By Catherine Owen Koning, Originally Published in The Monadnock Shopper News, Green Monadnock column, February 2026.
Mt. Monadnock, with its forested slopes and bare rock summit, seems like it is never going to change. Antioch faculty member Dr. Peter Palmiotto has been studying these forests for over 2 decades, and he can tell you otherwise. “The only thing constant on the mountain is change – through geologic, seasonal, and daily time scales.”
Monadnock’s trees prevent climate change, as they take in more planet-warming carbon dioxide than they release. But will these trees, and the animals they support, be able to adapt to human-caused climate change? Monadnock formed from sediments left in an ancient ocean, pushed up and metamorphosed into a hard mass of schists and quartzites – very little granite! Monadnock is the Abenaki term for the mountain that stands alone, having withstood the force of glacial ice that wore down lesser hills.
After the glacier melted, lichens grew on the mountain’s bare rock; soil slowly formed, and tundra of sedges and grasses established. Gradually, trees took over, until 1000 years ago, the forest we know today was established, with spruce/fir conifer forest at the top.
Cores taken from Thoreau’s bog on the mountain revealed charcoal 7420 years old, so fire was common then, when temperatures were 0.4-1.3 degrees F warmer than today. Then, temperatures started to cool until the industrial era began, when burning fossil fuels created planet-warming pollution.
The bald summit we see today is the result of fires set not by nature, but by farmers, to create sheep pastures. The fires burned through the shallow layers of soil atop the mountain, exposing the bare rock. Dr. Palmiotto dispelled the local legend about locals setting a fire to drive out the last wolf, noting that the fires happened long after wolves were gone from the area.
In 2007, Palmiotto and his crew of Antioch students established 130 permanent study plots at different elevations around the mountain. They described the distinct zones of plants you encounter when hiking up: hemlock-beech-oak-pine forest, then sugar maple-beech-yellow birch, then a mix of northern hardwoods, red spruce, and balsam fir. Even higher, it’s just spruce and fir, stunted by the harsh conditions at the summit, and other unique plants on rocky ridges. Finally, the top is all rock, covered in lichens and sprouting cute crevice plants. These plants grow very slowly; try not to step on them!
The natural communities of Mt. Monadnock have changed over millennia, a slow natural change. Human-caused changes are happening much faster.
We know that climate change is making our region wetter and warmer. We are seeing more temperature extremes; heat; drought; rain on snow; ice storms. The 2008 ice storm turned Monadnock into a crystal palace of ice, making the tree branches 30 times heavier. Palmiotto’s study showed that over 50% of the trees on the east side of the mountain were damaged, and some of the plots showed 58% of the canopy damaged. But ten years later, the trees had grown back. Mostly, the forest was pretty resilient to the ice storms.
With climate change, southern NH will have a climate like North Carolina by 2070. Forest scientists predict that the northern species, like balsam fir, striped maple, and gray birch, are likely to disappear. Red oak, sugar and red maple, and hickories will increase, along with poplars and white pine. These predictions do not consider wildfire, tree diseases or insects, which are also expected to increase with climate change.

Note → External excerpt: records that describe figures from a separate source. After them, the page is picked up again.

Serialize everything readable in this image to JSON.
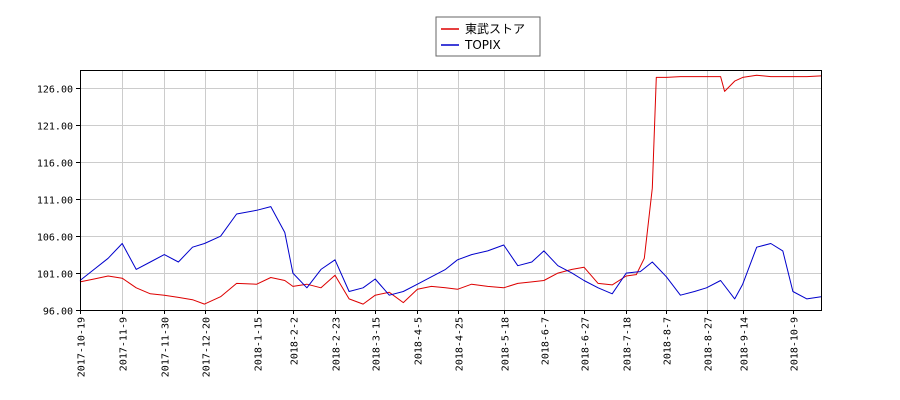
{
  "chart_data": {
    "type": "line",
    "title": "",
    "xlabel": "",
    "ylabel": "",
    "ylim": [
      96.0,
      128.5
    ],
    "y_ticks": [
      96.0,
      101.0,
      106.0,
      111.0,
      116.0,
      121.0,
      126.0
    ],
    "y_tick_labels": [
      "96.00",
      "101.00",
      "106.00",
      "111.00",
      "116.00",
      "121.00",
      "126.00"
    ],
    "x_range": [
      "2017-10-19",
      "2018-10-23"
    ],
    "x_ticks": [
      "2017-10-19",
      "2017-11-9",
      "2017-11-30",
      "2017-12-20",
      "2018-1-15",
      "2018-2-2",
      "2018-2-23",
      "2018-3-15",
      "2018-4-5",
      "2018-4-25",
      "2018-5-18",
      "2018-6-7",
      "2018-6-27",
      "2018-7-18",
      "2018-8-7",
      "2018-8-27",
      "2018-9-14",
      "2018-10-9"
    ],
    "grid": true,
    "legend_position": "top-center",
    "series": [
      {
        "name": "東武ストア",
        "color": "#dd0000",
        "x": [
          "2017-10-19",
          "2017-10-26",
          "2017-11-2",
          "2017-11-9",
          "2017-11-16",
          "2017-11-23",
          "2017-11-30",
          "2017-12-7",
          "2017-12-14",
          "2017-12-20",
          "2017-12-28",
          "2018-1-5",
          "2018-1-15",
          "2018-1-22",
          "2018-1-29",
          "2018-2-2",
          "2018-2-9",
          "2018-2-16",
          "2018-2-23",
          "2018-3-2",
          "2018-3-9",
          "2018-3-15",
          "2018-3-22",
          "2018-3-29",
          "2018-4-5",
          "2018-4-12",
          "2018-4-19",
          "2018-4-25",
          "2018-5-2",
          "2018-5-10",
          "2018-5-18",
          "2018-5-25",
          "2018-6-1",
          "2018-6-7",
          "2018-6-14",
          "2018-6-21",
          "2018-6-27",
          "2018-7-4",
          "2018-7-11",
          "2018-7-18",
          "2018-7-23",
          "2018-7-27",
          "2018-7-31",
          "2018-8-2",
          "2018-8-7",
          "2018-8-14",
          "2018-8-21",
          "2018-8-27",
          "2018-9-3",
          "2018-9-5",
          "2018-9-10",
          "2018-9-14",
          "2018-9-21",
          "2018-9-28",
          "2018-10-4",
          "2018-10-9",
          "2018-10-16",
          "2018-10-23"
        ],
        "values": [
          99.8,
          100.2,
          100.6,
          100.3,
          99.0,
          98.2,
          98.0,
          97.7,
          97.4,
          96.8,
          97.8,
          99.6,
          99.5,
          100.4,
          100.0,
          99.2,
          99.5,
          99.0,
          100.7,
          97.5,
          96.8,
          98.0,
          98.4,
          97.0,
          98.8,
          99.2,
          99.0,
          98.8,
          99.5,
          99.2,
          99.0,
          99.6,
          99.8,
          100.0,
          101.0,
          101.5,
          101.8,
          99.6,
          99.4,
          100.6,
          100.8,
          103.0,
          112.5,
          127.5,
          127.5,
          127.6,
          127.6,
          127.6,
          127.6,
          125.6,
          127.0,
          127.5,
          127.8,
          127.6,
          127.6,
          127.6,
          127.6,
          127.7
        ]
      },
      {
        "name": "TOPIX",
        "color": "#0000cc",
        "x": [
          "2017-10-19",
          "2017-10-26",
          "2017-11-2",
          "2017-11-9",
          "2017-11-16",
          "2017-11-23",
          "2017-11-30",
          "2017-12-7",
          "2017-12-14",
          "2017-12-20",
          "2017-12-28",
          "2018-1-5",
          "2018-1-15",
          "2018-1-22",
          "2018-1-29",
          "2018-2-2",
          "2018-2-9",
          "2018-2-16",
          "2018-2-23",
          "2018-3-2",
          "2018-3-9",
          "2018-3-15",
          "2018-3-22",
          "2018-3-29",
          "2018-4-5",
          "2018-4-12",
          "2018-4-19",
          "2018-4-25",
          "2018-5-2",
          "2018-5-10",
          "2018-5-18",
          "2018-5-25",
          "2018-6-1",
          "2018-6-7",
          "2018-6-14",
          "2018-6-21",
          "2018-6-27",
          "2018-7-4",
          "2018-7-11",
          "2018-7-18",
          "2018-7-25",
          "2018-7-31",
          "2018-8-7",
          "2018-8-14",
          "2018-8-21",
          "2018-8-27",
          "2018-9-3",
          "2018-9-10",
          "2018-9-14",
          "2018-9-21",
          "2018-9-28",
          "2018-10-4",
          "2018-10-9",
          "2018-10-16",
          "2018-10-23"
        ],
        "values": [
          100.0,
          101.5,
          103.0,
          105.0,
          101.5,
          102.5,
          103.5,
          102.5,
          104.5,
          105.0,
          106.0,
          109.0,
          109.5,
          110.0,
          106.5,
          101.0,
          99.0,
          101.5,
          102.8,
          98.5,
          99.0,
          100.2,
          98.0,
          98.5,
          99.5,
          100.5,
          101.5,
          102.8,
          103.5,
          104.0,
          104.8,
          102.0,
          102.5,
          104.0,
          102.0,
          101.0,
          100.0,
          99.0,
          98.2,
          101.0,
          101.2,
          102.5,
          100.5,
          98.0,
          98.5,
          99.0,
          100.0,
          97.5,
          99.5,
          104.5,
          105.0,
          104.0,
          98.5,
          97.5,
          97.8
        ]
      }
    ]
  }
}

Longer droughts and more wildfires are likely. New England forests used to be considered “asbestos forests” – they never burned. However, ice storms, hurricanes, microbursts, can leave a lot of dead branches; add in droughts = fuel for a bad fire. If the spruce fir forests of Quebec can burn, our forests could also succumb to blazes.
As the trees change, the wildlife will also move or adapt: Snowshoe hare, Bicknell’s thrush and lynx may not call NH home anymore.
Dr. Palmiotto concluded, “Oak-hickory forest is the future for Monadnock, spruce-fir may be a thing of the past. I am confident that because the forests are complex and resilient, they will persist, continuing to take in carbon and release oxygen for many years to come.”
Catherine Owen Koning is a Professor of Environmental Science and Policy at Franklin Pierce University in Rindge NH. She is also a board member of the Monadnock Sustainability Hub, which strengthens the sustainability and resilience of our region by working collaboratively to reduce climate pollution and reach 100% clean energy.